"Le 18 décembre 1952
Rapport sur les prix de vertu
par M. Maurice Genevoix, Directeur de l'Académie
Mais, si les civilisations meurent, il est vrai aussi qu'elle renaissent.
Je me souviens d'un jour de ma jeunesse involontairement guerrière, en un temps où la guerre elle-même restait à la mesure de l'homme. Une contre-attaque allemande venait de nous refouler hors d'un entonnoir de mine, au fond d'une sape aux madriers brisés. Je reçus l'ordre de chercher la liaison, dans la boue des boyaux bouleversés, avec quelque élément voisin. Je partis. C'était assez dur : la boue d'abord ; et des tireurs embusqués qui surveillaient nos cheminements. A chaque instant, leurs balles claquaient. J'allais. Le boyaux écrêté tournait, zigzaguait. A l'instant d'aborder un tournant, je vis, à quelques pas, plusieurs morts tombés l'un sur l'autre ; des morts qui venaient d'être tués, souples encore et comme pantelants. Puisqu'il fallait passer, je fis un pas, encore un pas.
Et voici que mystérieusement, comme si une invisible main fût venue me toucher l'épaule, je me sentis... oui, averti, mis en garde, déjà à demi retenu. Je regardai vers les morts entassés, me penchai vers eux en avant ; et alors je m'aperçus, je vis que le dernier tombé n'était pas mort, me regardait ; avec une intensité qui déjà me bouleversait, suppliante, impérieuse en même temps. C'était lui, c'était son regard qui venait de m'arrêter. Mais je ne comprenais pas encore. Il était tombé par dessus les autres quelques minutes, un instant plus tôt. Il s'était renversé en arrière, allongé sur ce tas de cadavres. Il avait dû recevoir une balle dans la moelle épinière. Il était là, paralysé, muet, incapable de faire un geste, d'articuler une parole distincte. Et c'est moi qui, toujours penché, saisi d'une pitié fraternelle, c'est moi qui lui parlai, qui lui dis ce que nous disions toujours aux camarades ainsi navrés : "Tu vois, mon vieux, je descends. Je vais ramener. Les brancardiers. Je te promets. Ils vont venir, t'emporter, te sauver..."

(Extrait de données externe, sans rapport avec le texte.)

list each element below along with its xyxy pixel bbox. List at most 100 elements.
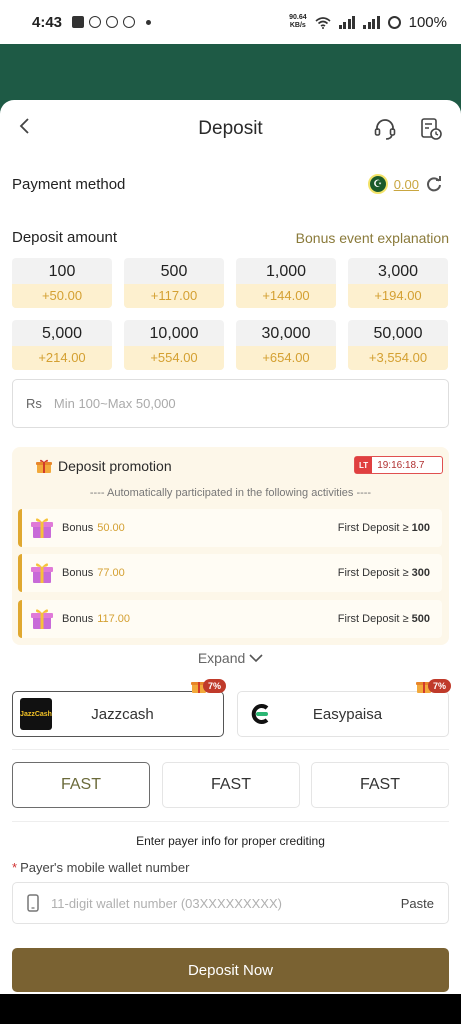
condition-threshold: 100 [411,522,430,534]
amount-input[interactable] [53,396,354,411]
amount-bonus: +554.00 [124,346,224,370]
deposit-history-button[interactable] [418,116,444,142]
deposit-header: Deposit [0,100,461,158]
condition-text: First Deposit ≥ [337,522,409,534]
amount-option[interactable]: 500 +117.00 [124,258,224,308]
history-icon [421,118,442,140]
paste-button[interactable]: Paste [401,896,434,911]
bonus-condition: First Deposit ≥ 500 [338,613,430,625]
payment-method-easypaisa[interactable]: Easypaisa 7% [237,679,452,737]
chevron-down-icon [249,654,263,663]
payer-info-note: Enter payer info for proper crediting [136,834,325,848]
gift-box-icon [31,518,53,538]
bonus-value: 50.00 [97,522,125,534]
badge-percent: 7% [203,679,227,693]
amount-value: 30,000 [261,325,311,342]
divider [12,821,449,822]
timer-value: 19:16:18.7 [377,459,425,471]
gift-box-icon [31,563,53,583]
wifi-icon [315,16,331,29]
amount-bonus: +654.00 [236,346,336,370]
gift-box-icon [31,609,53,629]
method-label: Easypaisa [312,705,383,723]
amount-value: 500 [160,263,188,280]
discount-badge: 7% [416,678,452,694]
promotion-subtitle: ---- Automatically participated in the f… [89,487,372,499]
wallet-balance: 0.00 [393,176,419,192]
amount-bonus: +50.00 [12,284,112,308]
limited-time-tag: LT [355,457,373,473]
channel-option-1[interactable]: FAST [12,762,150,808]
amount-option[interactable]: 3,000 +194.00 [348,258,448,308]
badge-percent: 7% [428,679,452,693]
currency-label: Rs [26,396,42,411]
expand-label: Expand [197,650,246,666]
bonus-value: 77.00 [97,567,125,579]
jazzcash-logo-text: JazzCash [20,710,52,718]
discount-badge: 7% [191,678,227,694]
whatsapp-icon [123,16,136,28]
channel-option-3[interactable]: FAST [311,762,449,808]
easypaisa-logo [247,700,275,728]
amount-bonus: +117.00 [124,284,224,308]
refresh-icon[interactable] [425,175,443,193]
bonus-condition: First Deposit ≥ 300 [338,567,430,579]
method-label: Jazzcash [91,705,154,723]
amount-option[interactable]: 30,000 +654.00 [236,320,336,370]
payment-method-jazzcash[interactable]: JazzCash Jazzcash 7% [12,679,227,737]
amount-bonus: +144.00 [236,284,336,308]
amount-value: 1,000 [265,263,307,280]
amount-bonus: +3,554.00 [348,346,448,370]
promotion-row: Bonus 50.00 First Deposit ≥ 100 [18,509,442,547]
facebook-icon [72,16,85,28]
amount-input-field[interactable]: Rs [12,379,449,428]
promotion-row: Bonus 77.00 First Deposit ≥ 300 [18,554,442,592]
amount-value: 5,000 [41,325,83,342]
customer-support-button[interactable] [372,116,398,142]
bonus-value: 117.00 [97,613,131,625]
amount-option[interactable]: 1,000 +144.00 [236,258,336,308]
amount-option[interactable]: 100 +50.00 [12,258,112,308]
deposit-now-button[interactable]: Deposit Now [12,948,449,992]
net-speed-value: 90.64 [289,14,307,21]
bonus-event-link[interactable]: Bonus event explanation [296,230,449,246]
phone-icon [27,894,39,912]
status-bar: 4:43 90.64 KB/s 100% [0,0,461,44]
battery-level: 100% [408,13,447,31]
amount-value: 100 [48,263,76,280]
amount-option[interactable]: 50,000 +3,554.00 [348,320,448,370]
pakistan-flag-icon: ☪ [367,174,388,194]
wallet-number-field[interactable]: Paste [12,882,449,924]
condition-threshold: 500 [411,613,430,625]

Je vis sa tête remuer faiblement, de droite, de gauche. L'intensité de son regard se faisait presque intolérable. "Non, non, ce n'était pas cela..." A présent, ses lèvres bougeaient. Il essayait, essayait de parler. Je crus comprendre, et mon cœur se gonfla. Était-ce possible ? Était-ce vraiment cela ? Je répétai pour lui, en suivant le mouvement de ses lèvres : "Que je fasse attention ? Que je vais me faire tuer si j'essaie de passer ici ?" Eh bien ! oui c'était cela. Car je le vis aussitôt se détendre, s'apaiser.
Maintenant que je l'avais compris, maintenant qu'il était sûr que grâce à lui j'allai être épargné, il était heureux, comblé. Je vis son regard s'éclairer, rayonner d'une lumière splendide, en vérité inoubliable. Ce jour-là, j'ai su ce que pouvait être un regard d'homme : quelque chose de bouleversant, d'indiciblement magnifique.
Pourquoi ce regard-là m'a-t-il comme hanté, tandis que je lisais les dossiers de nos prix de vertu ? La réponse est en chacun d'entre nous.
Je crois, Messieurs, je crois que dans bien des années, dans longtemps et très longtemps, quand bien même le monde bouleversé aurait changé de train et de visage, je crois qu'alors encore, même dans un pays qui ne serait plus la France et qui pourtant serait la France encore, dans un Paris qui ne serait plus Paris et qui pourtant serait toujours Paris, dans une Académie qui ne serait plus la nôtre et qui pourtant la prolongerait, il resterait un homme pour parler à d'autres hommes et pour s'émouvoir avec eux de vertus d'hommes, les mêmes qu'aujourd'hui."